Vaelis was a major goddess in the Thauzunian Orthodoxy, associated with desire, attraction, and motivational drive. In pre-Fall belief, Vaelis did not represent indulgence or pleasure alone, but the force that compelled action. Desire under her domain was understood as neither virtuous nor corruptive by default; it was the engine that drove ambition, attachment, and pursuit.
  Orthodox doctrine framed desire as necessary but dangerous when unbounded. Vaelis governed attraction toward objects, status, connection, and experience. Without desire, stagnation occurred; without regulation, instability followed. Pre-Fall teachings emphasized channeling desire into productive systems rather than suppressing it. The Orthodoxy treated denial of desire as unrealistic and mismanagement of it as destabilizing.

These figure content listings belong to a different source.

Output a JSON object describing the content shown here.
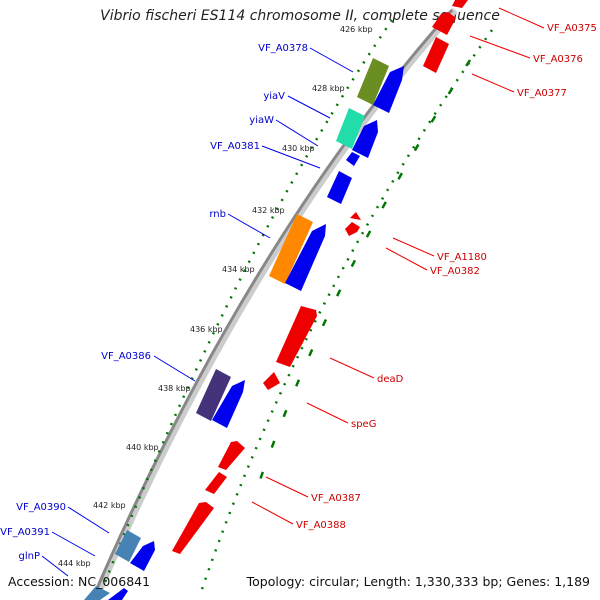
{
  "title": "Vibrio fischeri ES114 chromosome II, complete sequence",
  "footer": {
    "accession": "Accession: NC_006841",
    "summary": "Topology: circular; Length: 1,330,333 bp; Genes: 1,189"
  },
  "colors": {
    "forward": "#0000ee",
    "reverse": "#ee0000",
    "ticks": "#007700",
    "backbone": "#888888"
  },
  "ticks": [
    "426 kbp",
    "428 kbp",
    "430 kbp",
    "432 kbp",
    "434 kbp",
    "436 kbp",
    "438 kbp",
    "440 kbp",
    "442 kbp",
    "444 kbp"
  ],
  "genes_forward": [
    {
      "label": "VF_A0378",
      "color": "#6b8e23"
    },
    {
      "label": "yiaV",
      "color": "#22ddaa"
    },
    {
      "label": "yiaW",
      "color": "#0000ee"
    },
    {
      "label": "VF_A0381",
      "color": "#0000ee"
    },
    {
      "label": "rnb",
      "color": "#ff8800"
    },
    {
      "label": "VF_A0386",
      "color": "#44337a"
    },
    {
      "label": "VF_A0390",
      "color": "#4682b4"
    },
    {
      "label": "VF_A0391",
      "color": "#0000ee"
    },
    {
      "label": "glnP",
      "color": "#4682b4"
    }
  ],
  "genes_reverse": [
    {
      "label": "VF_A0375"
    },
    {
      "label": "VF_A0376"
    },
    {
      "label": "VF_A0377"
    },
    {
      "label": "VF_A1180"
    },
    {
      "label": "VF_A0382"
    },
    {
      "label": "deaD"
    },
    {
      "label": "speG"
    },
    {
      "label": "VF_A0387"
    },
    {
      "label": "VF_A0388"
    }
  ]
}
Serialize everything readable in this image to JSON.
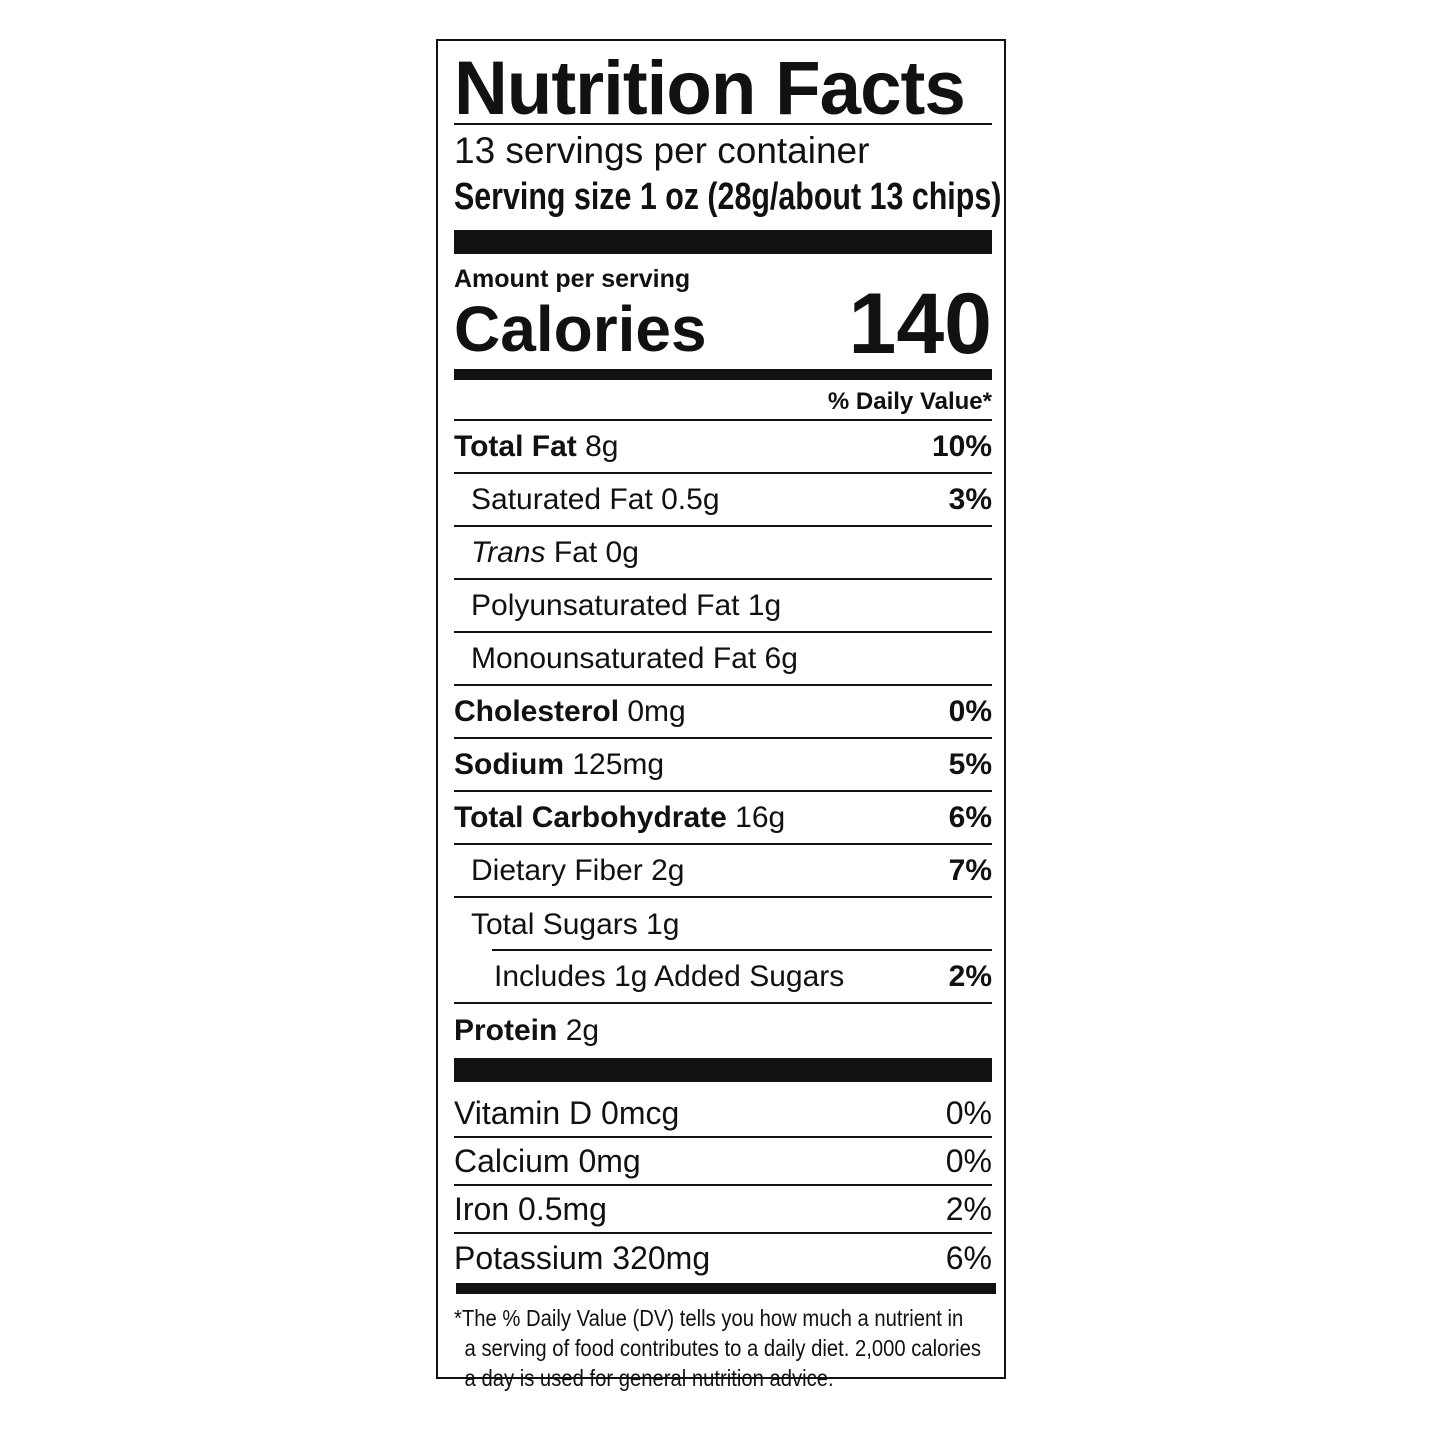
{
  "title": "Nutrition Facts",
  "servings_per_container": "13 servings per container",
  "serving_size": "Serving size 1 oz (28g/about 13 chips)",
  "amount_per_serving": "Amount per serving",
  "calories": {
    "label": "Calories",
    "value": "140"
  },
  "daily_value_header": "% Daily Value*",
  "nutrients": [
    {
      "name": "Total Fat",
      "amount": "8g",
      "dv": "10%"
    },
    {
      "name": "Saturated Fat",
      "amount": "0.5g",
      "dv": "3%"
    },
    {
      "name": "Trans",
      "name_rest": "Fat",
      "amount": "0g",
      "dv": ""
    },
    {
      "name": "Polyunsaturated Fat",
      "amount": "1g",
      "dv": ""
    },
    {
      "name": "Monounsaturated Fat",
      "amount": "6g",
      "dv": ""
    },
    {
      "name": "Cholesterol",
      "amount": "0mg",
      "dv": "0%"
    },
    {
      "name": "Sodium",
      "amount": "125mg",
      "dv": "5%"
    },
    {
      "name": "Total Carbohydrate",
      "amount": "16g",
      "dv": "6%"
    },
    {
      "name": "Dietary Fiber",
      "amount": "2g",
      "dv": "7%"
    },
    {
      "name": "Total Sugars",
      "amount": "1g",
      "dv": ""
    },
    {
      "name": "Includes 1g Added Sugars",
      "amount": "",
      "dv": "2%"
    },
    {
      "name": "Protein",
      "amount": "2g",
      "dv": ""
    }
  ],
  "vitamins": [
    {
      "label": "Vitamin D 0mcg",
      "dv": "0%"
    },
    {
      "label": "Calcium 0mg",
      "dv": "0%"
    },
    {
      "label": "Iron 0.5mg",
      "dv": "2%"
    },
    {
      "label": "Potassium 320mg",
      "dv": "6%"
    }
  ],
  "footnote": [
    "*The % Daily Value (DV) tells you how much a nutrient in",
    "a serving of food contributes to a daily diet. 2,000 calories",
    "a day is used for general nutrition advice."
  ]
}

  Vaelis was closely associated with ambition, competition, and personal drive within institutional frameworks. Her influence was evident in career advancement, territorial expansion, and social ascent. Desire that aligned with structure was considered useful; desire that bypassed process was considered corrosive. Vaelis reinforced the idea that motivation had to be shaped rather than eliminated.
  No knowledge of Vaelis survives into the post-Fall era. There are no remaining references to her name, symbols, or associated doctrine in modern Vey’Zari culture. The Thauzunian Orthodoxy itself is unknown, and with its disappearance, all structured understanding of Vaelis vanished. She is not remembered, worshiped, or adapted into later belief systems.